Texte : François Loiselle

Photo : Explore et  1955 Archives CND

La conférence intitulée « Les Sœurs de la Congrégation de Notre-Dame à L’Île-des-Sœurs, du XVIIIe au XXe siècle », a été présentée le 31 mars dernier et a été organisée en collaboration avec les Bibliothèques de Verdun, la Maison Nivard-De Saint-Dizier et la Société d’histoire et de généalogie de Verdun. C’était la dernière d’une série de trois conférences.  Près de soixante-dix personnes ont écouté avec attention Stéphan Martel, directeur adjoint-Recherches et patrimoine du Site historique Marguerite-Bourgeoys et Maison Saint-Gabriel.

Ce spécialiste de l’histoire de la Congrégation Notre-Dame a voulu nous donner un éclairage nouveau sur la contribution des sœurs pour nous montrer qu’elles étaient, en somme, de véritables femmes d’affaires et que leur congrégation avait joué un rôle social et économique important en plus de sa dimension religieuse.

Par exemple, après la phase d’implantation de la ferme, soit de 1790 à 1880, en plus d’un grand nombre de résidentes dans la grande maison, elles avaient aussi recours à des ouvriers. C’est 10 à 30 ouvriers pour les soutenir dans les nombreuses tâches agricoles. Ainsi, la croissance de la production agricole augmentera sans cesse. En 1916, elles produisent 4412 livres de porc, 5340 livres de bœuf, 1402 livres de veau, 17 152 gallons de lait, 3758 livres de beurre, 298 volailles et 132 douzaines d’œufs.

Rappelons que la fondatrice Marguerite Bourgeoys arriva seule en 1653 pour répondre à des besoins éducatifs à Ville-Marie. Rappelons aussi qu’en l’absence d’une véritable école, sieur de Chomedey de Maisonneuve avait fourni une étable pour servir de salle de classe.

Selon notre conférencier, les femmes de la Congrégation étaient autonomes et travaillantes. Elles étaient libérées des contraintes des communautés religieuses où, souvent, les femmes étaient cloitrées. Ainsi, avec l’aide des Sulpiciens, elles fondent des écoles pour les enfants pauvres. Pour réaliser sa mission éducative, accéder à l’indépendance financière était capitale pour Marguerite Bourgeoys et ses consœurs. 

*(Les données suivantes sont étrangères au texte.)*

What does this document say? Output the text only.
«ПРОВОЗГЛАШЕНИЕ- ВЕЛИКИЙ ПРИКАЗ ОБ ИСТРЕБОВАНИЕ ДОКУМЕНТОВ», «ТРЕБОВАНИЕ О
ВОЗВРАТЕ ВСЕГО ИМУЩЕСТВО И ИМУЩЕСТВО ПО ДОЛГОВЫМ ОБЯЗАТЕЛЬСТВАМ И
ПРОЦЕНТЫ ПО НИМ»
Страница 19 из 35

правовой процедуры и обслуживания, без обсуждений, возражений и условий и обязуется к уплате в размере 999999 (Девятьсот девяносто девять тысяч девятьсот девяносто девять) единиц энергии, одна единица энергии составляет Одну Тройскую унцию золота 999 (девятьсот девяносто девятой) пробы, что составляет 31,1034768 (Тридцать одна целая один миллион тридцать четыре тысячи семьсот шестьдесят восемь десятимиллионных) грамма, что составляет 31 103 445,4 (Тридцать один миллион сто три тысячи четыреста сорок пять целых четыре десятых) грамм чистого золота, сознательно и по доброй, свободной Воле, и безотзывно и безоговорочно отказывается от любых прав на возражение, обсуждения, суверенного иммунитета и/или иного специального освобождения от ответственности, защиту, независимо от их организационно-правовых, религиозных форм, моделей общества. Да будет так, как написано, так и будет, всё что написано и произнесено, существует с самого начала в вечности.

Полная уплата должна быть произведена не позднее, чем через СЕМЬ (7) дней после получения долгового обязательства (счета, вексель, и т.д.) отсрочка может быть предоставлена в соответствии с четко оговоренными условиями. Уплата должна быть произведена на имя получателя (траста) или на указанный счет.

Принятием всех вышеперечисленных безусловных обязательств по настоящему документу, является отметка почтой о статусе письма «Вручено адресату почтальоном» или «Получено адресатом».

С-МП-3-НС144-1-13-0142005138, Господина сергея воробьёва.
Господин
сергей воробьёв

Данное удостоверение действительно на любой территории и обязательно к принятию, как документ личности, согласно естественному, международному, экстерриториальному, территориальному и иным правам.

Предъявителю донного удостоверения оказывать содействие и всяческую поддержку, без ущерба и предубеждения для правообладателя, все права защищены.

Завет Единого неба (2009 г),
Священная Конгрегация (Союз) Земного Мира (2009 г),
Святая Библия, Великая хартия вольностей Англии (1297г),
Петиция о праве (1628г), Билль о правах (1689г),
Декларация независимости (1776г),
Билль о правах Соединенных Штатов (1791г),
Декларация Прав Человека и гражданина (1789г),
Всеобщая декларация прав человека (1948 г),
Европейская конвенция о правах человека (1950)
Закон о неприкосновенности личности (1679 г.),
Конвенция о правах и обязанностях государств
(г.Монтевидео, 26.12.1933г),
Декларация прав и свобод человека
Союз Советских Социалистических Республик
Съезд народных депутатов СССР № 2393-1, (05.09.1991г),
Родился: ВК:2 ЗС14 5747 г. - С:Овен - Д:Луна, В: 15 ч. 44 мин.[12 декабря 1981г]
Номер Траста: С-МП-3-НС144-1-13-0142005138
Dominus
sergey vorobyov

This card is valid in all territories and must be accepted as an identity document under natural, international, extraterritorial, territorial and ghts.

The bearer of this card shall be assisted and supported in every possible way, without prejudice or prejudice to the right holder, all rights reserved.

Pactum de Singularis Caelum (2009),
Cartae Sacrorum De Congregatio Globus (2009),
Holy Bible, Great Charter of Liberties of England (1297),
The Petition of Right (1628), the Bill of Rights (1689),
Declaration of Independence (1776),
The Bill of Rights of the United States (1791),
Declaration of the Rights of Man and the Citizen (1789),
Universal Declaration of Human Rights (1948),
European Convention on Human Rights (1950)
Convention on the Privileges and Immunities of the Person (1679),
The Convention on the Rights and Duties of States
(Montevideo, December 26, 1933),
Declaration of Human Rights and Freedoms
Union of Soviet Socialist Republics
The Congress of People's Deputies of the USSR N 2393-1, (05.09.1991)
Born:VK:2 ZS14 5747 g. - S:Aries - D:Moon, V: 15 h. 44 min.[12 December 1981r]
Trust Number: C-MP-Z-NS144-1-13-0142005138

C’est ainsi qu’au fil du temps, sur l’île de Montréal, elles vont faire des acquisitions. À partir de 1668, elles vont posséder une maison à la pointe Saint-Charles qui servira à accueillir, à éduquer et à préparer les Filles du roi à la vie rude de la Nouvelle-France. En 1673, elles acquièrent le fief de Verdun de Zacharie Dupuis. Enfin, à partir de 1707, elles deviennent propriétaires d’un tiers de l’île Saint-Paul, puis, en 1769, elles posséderont l’île au grand complet.

La présence des sœurs sur l’île va poser toutes sortes de défis. Certaines années, au printemps, l’accumulation de morceaux épais de glace va faire monter les eaux et créer des inondations menaçant les bâtiments de la ferme. La présence du pont Victoria, à partir de 1859, créait des embâcles très problématiques. Autre défi, le transport sur le fleuve entre la terre ferme et l’île pouvait être parfois dangereux. Il se faisait sur des « bacs », sorte de plateforme. M. Martel nous cite une tragédie où 14 employés de la communauté se sont noyés. De plus, en 1841, neuf ouvriers ont perdu la vie en se rendant faucher le foin sur une partie de l’île. Et le dernier défi, le feu, qui a causé des dommages considérables à bien des reprises.

Bref, malgré tout, la Congrégation Notre-Dame a su prendre soin de l’île. Elles ont vécu des jours heureux. Les étés à l’île étaient particulièrement agréables. Beaucoup de familles dépendaient du travail qu’elles avaient à offrir et des produits de la ferme qu’elles vendaient.